A government clerk, Cadogan West, is found dead beside an underground railway track. Only Holmes notices the most important detail: West did not have a ticket on him. What follows is a beautiful series of deductions and the uncovering of treason, plot and the theft of submarine plans. This story helped me write more than one element of my first novel, The Irregular. Not only did I steal a plot point – the possible theft of sensitive material from Woolwich Arsenal – but also a London location dreamt up by Conan Doyle.

 

The Naval Treaty

Sherlock Holmes rarely shows much interest in, or even regard for, women other than Irene Adler.

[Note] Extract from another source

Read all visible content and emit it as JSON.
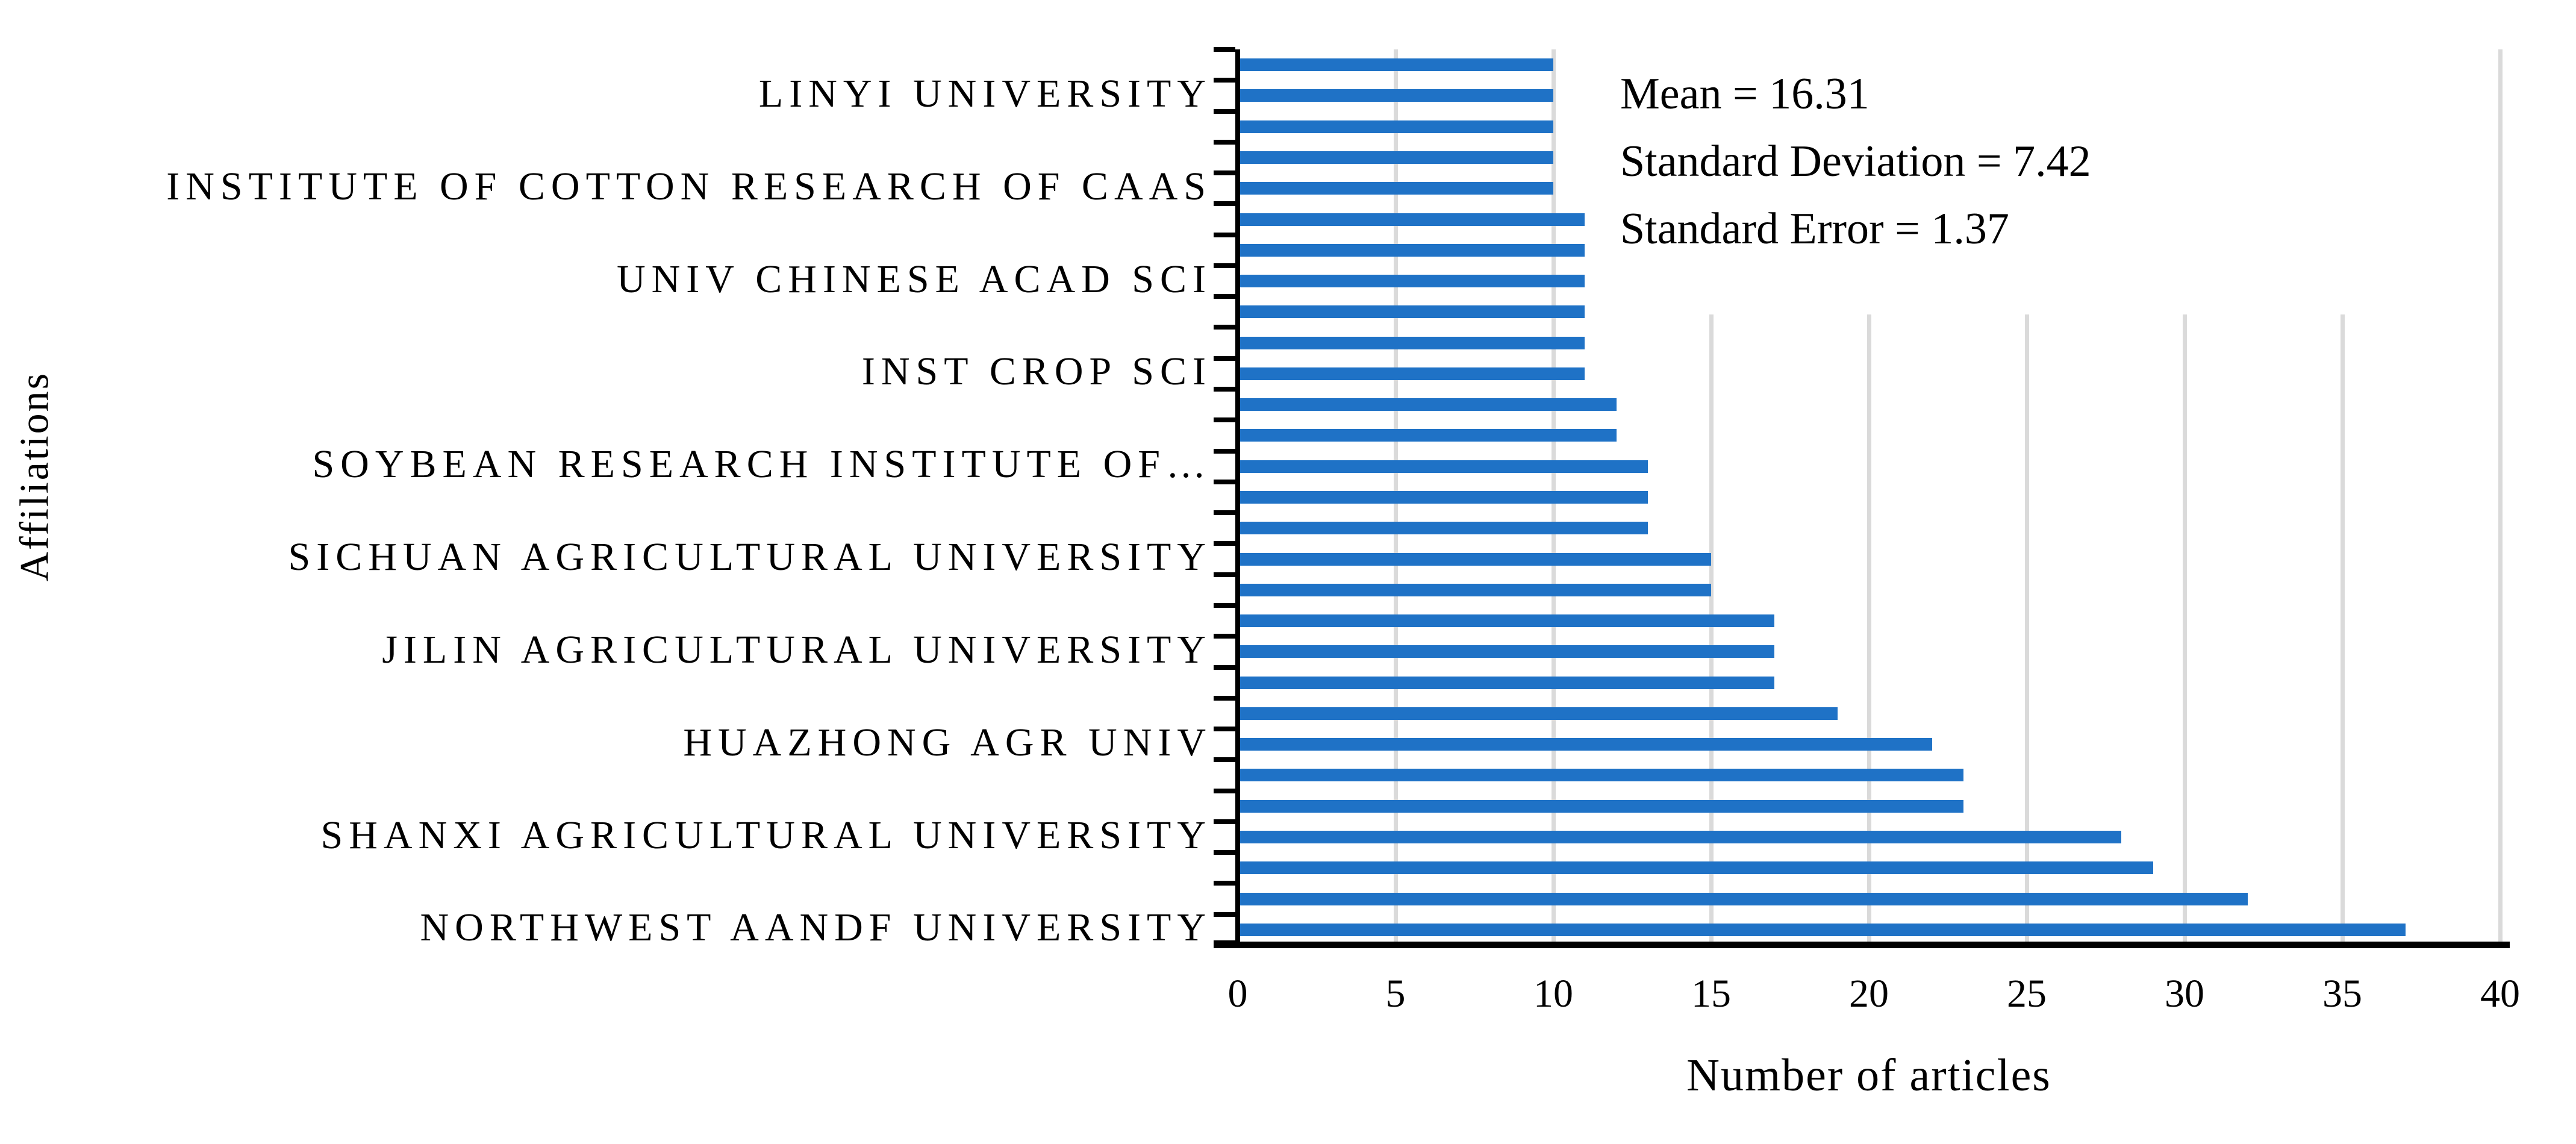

Unlike Watson, who doffs his cap at many a fine lady. But when a valuable treaty is stolen from the foreign office, and the clerk who was in charge of it is laid low by a nervous breakdown, it is the clerk’s fiancé – Annie Harrison – who Holmes relies on to help resolve the issue. The pleasure in this story is derived as much by how Holmes retrieves the stolen treaty, as by how he deduces who did it.

 

Man with the twisted Lip

This is in here primarily for its terrific opening. Watson goes searching for a friend in the opium dens of east London and finds more than he bargained for. What follows is almost a locked room puzzle. When Mrs St. Clair finds herself lost down a grubby and dangerous street in the East End, she suddenly sees her respectable businessman husband at a high window. But there’s only an old beggar in the room while Neville St Clair’s clothes (including his coat full of coins) are found. Holmes is called in to solve the case in an atmospheric tale of London, the rich and poor, high finance and low cunning. There’s no real crime, as such, which makes it all the more satisfying.

 

The Speckled Band

This is up there with the very finest of short stories in the Holmes canon, or any other. When a young Helen Stoner comes to Baker Street, full of unformed fears for her life and in the shadow of a powerful stepfather, Holmes has to exercise all of his deductive powers – and Watson and he all of their pluck – to overcome the threat. It also has possibly the best third party description of the great detective in the entire works: ‘Holmes the meddler, Holmes the busybody, Holmes the Scotland Yard jack in office.’

 

Gloria Scott

This isn’t normally cited as one of the classics, but I’ve included here because I’ve always enjoyed the window this gives on to Holmes’ character – and to what an absolute nightmare of a house guest he must have been. He narrates the story himself, and it’s a rather sad tale from when he was a student. He visits the house of a friend Trevor for the vacation, and immediately uncovers the secrets of Trevor’s father. This turns the holiday a little sour. Later Trevor’s father receives this spine-chilling note: ‘The supply of game for London is going steadily up. Head keeper Hudson, we believe, has been now told to receive all orders of fly-paper and for preservation of your hen-pheasant’s life.’ I leave it for you to decode.

 

The Empty House

The return. This story, solving the murder of a society gent, contains all the hallmarks of one of the classic tales – seemingly intractable problem, a gripping set-piece finale, a well-named villain – but what really makes it special is the sheer sense of relief it must have engendered in the readership. The great detective back from the dead is a treat too good to miss. And what’s not to loathe about a man like Colonel Sebastian Moran?

 

And, if the Editor will allow me a bonus:

 

The Sign of the Four

It’s not a short story, but this novel is my favourite Holmes story of all. It has London, it has India, it has Romance, it has murder, grand larceny and deduction – ‘when you have eliminated the impossible, whatever remains, however improbable, must be the truth’ –  and best of all it has the Baker Street Irregulars, and their leader, my hero, my inspiration, Wiggins.